Coopération: Le foncier au centre de la réforme urbaine

Reçue le 24 juin 2026 par le ministre de l’Habitat et du Développement Urbain (MINHDU), la délégation de la Banque Mondiale conduite par Cheick Fantamady Kanté a fait le bilan du Projet de Développement des Villes Inclusives et Résilientes (PDVIR) dans sept villes, en fixant le cap désormais sur le Projet Villes et Gestion Foncière Durable (PVGFD), axé sur les infrastructures et la modernisation foncière à Yaoundé et Douala.

Tourner la page du Projet de Développement des Villes Inclusives et Résilientes (PDVIR) tout en accélérant sur le Projet Villes et Gestion Foncière Durable (PVGFD), c’est l’équation posée le 24 juin 2026 au ministère de l’Habitat et du Développement Urbain (MINHDU). Célestine Ketcha Courtes a reçu en audience une délégation de la Banque mondiale conduite par Cheick Fantamady Kanté, Directeur de Division de l’institution financière dont les échanges ont porté sur le passage de témoin entre le Projet de Développement des Villes Inclusives et Résilientes qui s’achève après cinq années de déploiement et le Projet Villes et Gestion Foncière Durable, dont le démarrage est désormais imminent. Lancé pour répondre à l’urgence de ‘insalubrité urbaine, du manque d’infrastructures de base et la vulnérabilité climatique, le PDVIR tire sa révérence avec un bilan largement salué par les parties prenantes. Durant ses cinq années d’activité réglementaire, ce programme d’envergure aura été le bras armé de l’État du Cameroun pour redessiner les contours des quartiers dits « précaires » ou sous-équipés.

En effet, la réunion du 24 juin 2026 avait d’abord pour but d’évaluer les derniers dossiers en instance dont l’objectif affiché par le MINHDU et la Banque Mondiale (BM) est d’assurer une clôture harmonieuse du projet, en veillant à ce que tous les engagements contractuels, environnementaux et sociaux soient pleinement soldés. Sur le terrain, l’impact du PDVIR reste mesurable à l’échelle des sept municipalités bénéficiaires à l’instar de Yaoundé, Douala, Batouri, Ngaoundéré Maroua, Kousséri et Kumba. Dans ces cités, le projet a considérablement amélioré le quotidien de milliers de Camerounais grâce à ‘aménagement de routes secondaires, à l’installation de réseaux d’éclairage public et à l’accès facile à l’eau potable. De plus, le projet a intégré une dimension écologique majeure en renforçant la capacité de ces villes à faire face aux chocs environnementaux. Des drains de grande envergure ont été construits pour limiter l’impact des inondations répétées et des ouvrages de stabilisation des sols ont été érigés pour prévenir les risques d’éboulements, notamment dans les zones accidentées de la capitale politique.

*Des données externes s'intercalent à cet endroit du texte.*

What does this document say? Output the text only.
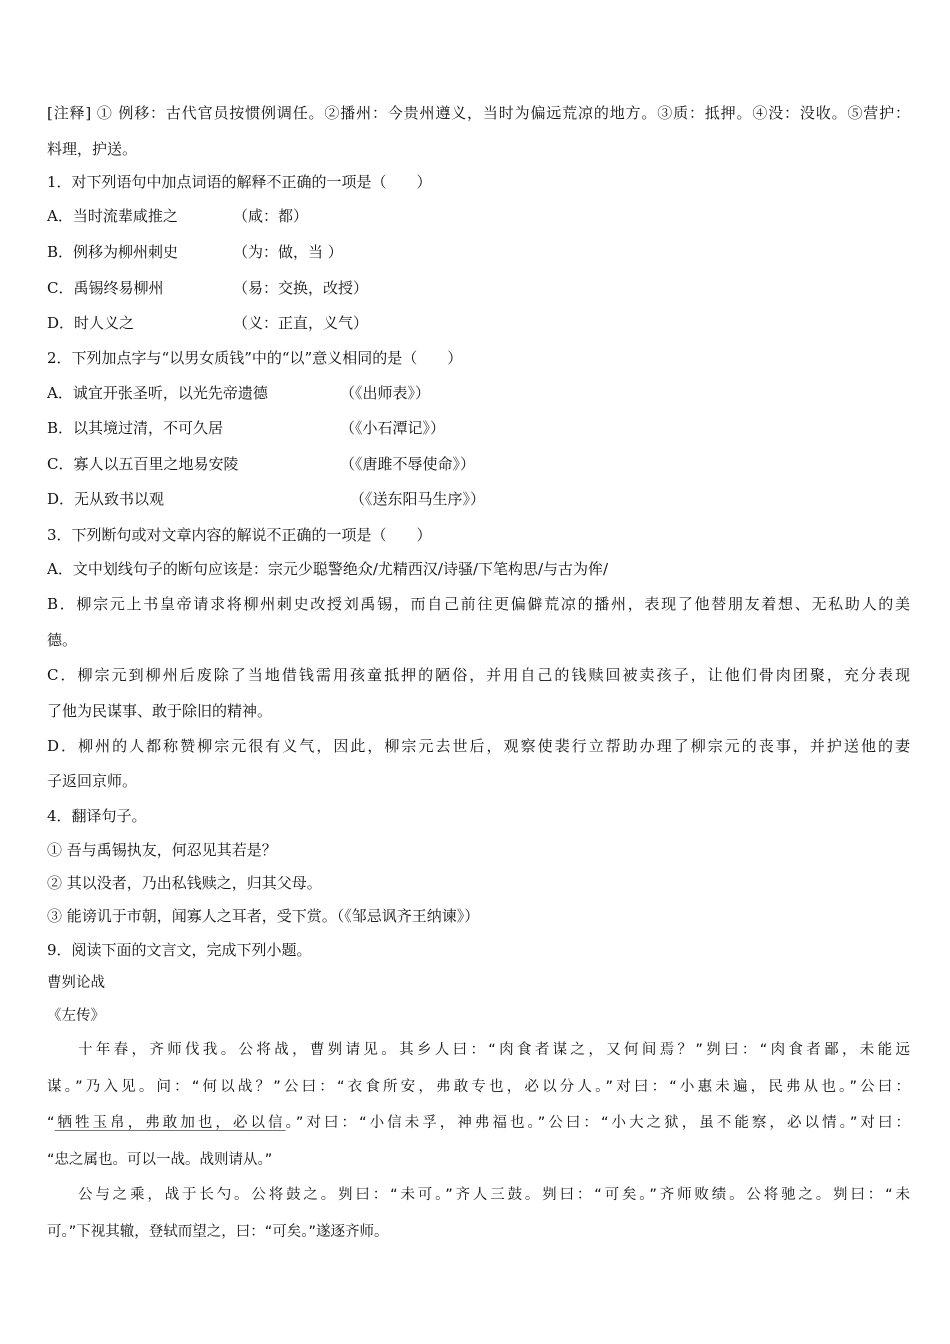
[注释] ① 例移：古代官员按惯例调任。②播州：今贵州遵义，当时为偏远荒凉的地方。③质：抵押。④没：没收。⑤营护：
料理，护送。
1．对下列语句中加点词语的解释不正确的一项是（　　）
A．当时流辈咸推之	（咸：都）
B．例移为柳州刺史	（为：做，当 ）
C．禹锡终易柳州	（易：交换，改授）
D．时人义之	（义：正直，义气）
2．下列加点字与“以男女质钱”中的“以”意义相同的是（　　）
A．诚宜开张圣听，以光先帝遗德	（《出师表》）
B．以其境过清，不可久居	（《小石潭记》）
C．寡人以五百里之地易安陵	（《唐雎不辱使命》）
D．无从致书以观	（《送东阳马生序》）
3．下列断句或对文章内容的解说不正确的一项是（　　）
A．文中划线句子的断句应该是：宗元少聪警绝众/尤精西汉/诗骚/下笔构思/与古为侔/
B．柳宗元上书皇帝请求将柳州刺史改授刘禹锡，而自己前往更偏僻荒凉的播州，表现了他替朋友着想、无私助人的美
德。
C．柳宗元到柳州后废除了当地借钱需用孩童抵押的陋俗，并用自己的钱赎回被卖孩子，让他们骨肉团聚，充分表现
了他为民谋事、敢于除旧的精神。
D．柳州的人都称赞柳宗元很有义气，因此，柳宗元去世后，观察使裴行立帮助办理了柳宗元的丧事，并护送他的妻
子返回京师。
4．翻译句子。
① 吾与禹锡执友，何忍见其若是？
② 其以没者，乃出私钱赎之，归其父母。
③ 能谤讥于市朝，闻寡人之耳者，受下赏。（《邹忌讽齐王纳谏》）
9．阅读下面的文言文，完成下列小题。
曹刿论战
《左传》
十年春，齐师伐我。公将战，曹刿请见。其乡人曰：“肉食者谋之，又何间焉？”刿曰：“肉食者鄙，未能远
谋。”乃入见。问：“何以战？”公曰：“衣食所安，弗敢专也，必以分人。”对曰：“小惠未遍，民弗从也。”公曰：
“牺牲玉帛，弗敢加也，必以信。”对曰：“小信未孚，神弗福也。”公曰：“小大之狱，虽不能察，必以情。”对曰：
“忠之属也。可以一战。战则请从。”
公与之乘，战于长勺。公将鼓之。刿曰：“未可。”齐人三鼓。刿曰：“可矣。”齐师败绩。公将驰之。刿曰：“未
可。”下视其辙，登轼而望之，曰：“可矣。”遂逐齐师。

Vers l’accélération des procédures du PVGFD

Le Projet de Développement des Villes Inclusives et Résilientes touchant à sa fin, le gouvernement camerounais refuse de voir la dynamique de modernisation s’estomper. C’est tout le sens du plaidoyer porté par Célestine Ketcha Courtès lors de l’audience le 24 juin où, face à l’équipe technique de la Banque Mondiale, la ministre a fait sienne l’urgence des populations en préconisant une accélération franche de l’ensemble des procédures administratives et financières requises, car il est impératif que les lourdeurs soient levées afin que les travaux débutent effectivement sur le terrain. Le message a été reçu avec une oreille attentive par Cheick Fantamady Kanté, qui a réaffirmé le soutien indéfectible et l’engagement à long terme de la Banque mondiale aux côtés du Cameroun, saluant au passage le leadership et la rigueur de la gestion des portefeuilles urbains par la partie camerounaise.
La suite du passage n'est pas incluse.